Moderation: Mateus Nunes, Assistant Curator, MASP
12:30—1:30 p.m.
Break
2:00—3:30 p.m.
SEAN NESSELRODE MONCADA
Flux Matter: Soto's Vibrations
Soto’s 1957 work
Première Vibration announces a decisive shift. Exchanging planar Plexiglas constructions for a less tidy, more materialized projection of found objects, it inaugurates the artist’s longstanding interest in vibration as a physical and metaphysical process. This lecture contemplates vibration as the key operation animating Soto’s oeuvre, an oscillatory motion that not only forms the conduit between matter and energy, but also grounds his work in the immediate extractive and atomic milieu of postwar modernity. As exercises in dematerialization and the perceptual production of a hybrid “energy-matter,” Soto’s Vibrations offer key insights into largely unacknowledged presumptions of energy distribution, the flow of capital, and the ontology of the material world that undergird our understanding of what it means to be modern.
JUAN LEDEZMA
Soto’s “Idea of a Country”
Jesús Soto recognized in Venezuelan architect Carlos Raúl Villanueva’s partitions of perforated concrete a means for “the destruction of the wall” and for rendering architecture “abstract.” Soto’s abstract work, conversely, became architectural through the obliterative transformation of the plane into discrete vibratory episodes, eventually spatialized in the environmental works called
Penetrables. What in both cases bridged architecture and abstraction was the use of open structures that prompted the serialized layering of perceptions, so that the building or the work would register as repetitively changing constructions. This perceptual mode of constructive agency can be revealingly mapped onto notions of social action mobilized by the discourse that gained political prominence in Venezuela beginning in the 1960s. Articulating the fixity of a constructed order into the random event of its alteration, kinetic forms paralleled and even reconfigured this discourse’s exploration of ways of reconciling structural integrity with creative transformation. Their constructive logic itself offered a symbolic, if not allegorical, conduit for positing and working through what Soto called “the idea of a country.”
Moderation: Isabela Ferreira Loures, Curatorial Assistant, MASP
3:30—4:30 p.m.
PAOLA SANTOS COY
Spatial Scores
This lecture explores the relationship between Jesús Rafael Soto's work and music, situating it in an expanded terrain where vibration operates as an aesthetic category that articulates sound, matter, and perception. Since his early connections with serialism in Europe, Soto applied musical principles to the visual realm to establish his own methodology, which later led to spatial and bodily experiences such as vibrations and sonorous penetrables. Access to archival materials today opens the possibility of reading his production as a visual writing close to musical notation.
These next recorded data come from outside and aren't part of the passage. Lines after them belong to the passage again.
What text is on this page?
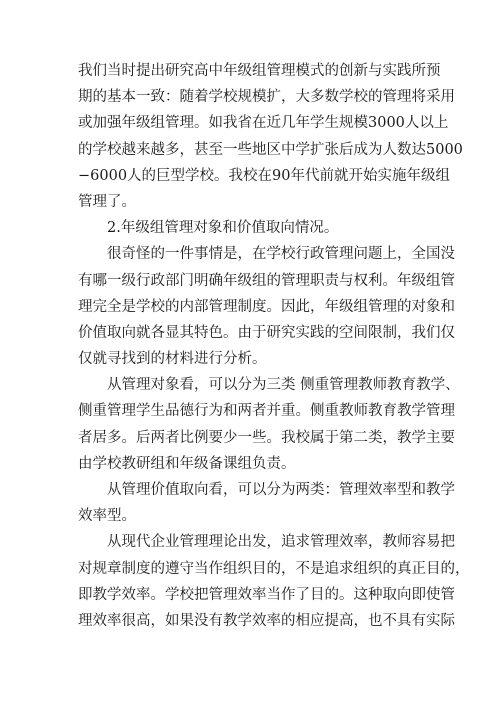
我们当时提出研究高中年级组管理模式的创新与实践所预
期的基本一致：随着学校规模扩，大多数学校的管理将采用
或加强年级组管理。如我省在近几年学生规模3000人以上
的学校越来越多，甚至一些地区中学扩张后成为人数达5000
−6000人的巨型学校。我校在90年代前就开始实施年级组
管理了。
2.年级组管理对象和价值取向情况。
很奇怪的一件事情是，在学校行政管理问题上，全国没
有哪一级行政部门明确年级组的管理职责与权利。年级组管
理完全是学校的内部管理制度。因此，年级组管理的对象和
价值取向就各显其特色。由于研究实践的空间限制，我们仅
仅就寻找到的材料进行分析。
从管理对象看，可以分为三类 侧重管理教师教育教学、
侧重管理学生品德行为和两者并重。侧重教师教育教学管理
者居多。后两者比例要少一些。我校属于第二类，教学主要
由学校教研组和年级备课组负责。
从管理价值取向看，可以分为两类：管理效率型和教学
效率型。
从现代企业管理理论出发，追求管理效率，教师容易把
对规章制度的遵守当作组织目的，不是追求组织的真正目的，
即教学效率。学校把管理效率当作了目的。这种取向即使管
理效率很高，如果没有教学效率的相应提高，也不具有实际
The presentation proposes viewing Soto's practice as a sensitive transcription between disciplines, in which music ceases to be a mere referent and becomes an organizing principle of the aesthetic experience in space.
ESTRELLITA B. BRODSKY
Displacement as an Aesthetic Strategy: Jesús Soto in Paris, 1950–1970
This lecture examines the Paris years of Venezuelan Kinetic artist Jesús Soto, focusing on displacement as both an aesthetic principle and a critical strategy. Leaving Venezuela in 1950 amid political upheaval, Soto entered a dynamic Parisian scene where Latin American and European avant-gardes converged. Through networks such as
Los Disidentes, the Salon des Réalités Nouvelles,
Art d’Aujourd’hui, and Galerie Denise René, he redefined abstraction around ideas of dematerialization and instability, destabilizing the art object and engaging the viewer as participant. Soto’s practice not only transformed European modernism but also articulated a distinctly Latin American vision of art as socially engaged and participatory, forging a new kinetic language rooted in displacement and exchange.
Moderation: Agustín Diez Fischer, Senior Manager of Research and Archives, ISLAA
4:30–5:30 p.m.
Break
5:30–6:30 p.m.
ARIEL JIMÉNEZ
Jesús Soto: Immaterials
This lecture aims to describe Jesús Soto's artistic processes between 1949 and 1962, in his desire to give visible form to one of the major concerns of modern times: the energy and immaterial forces that, in his view, govern the universe.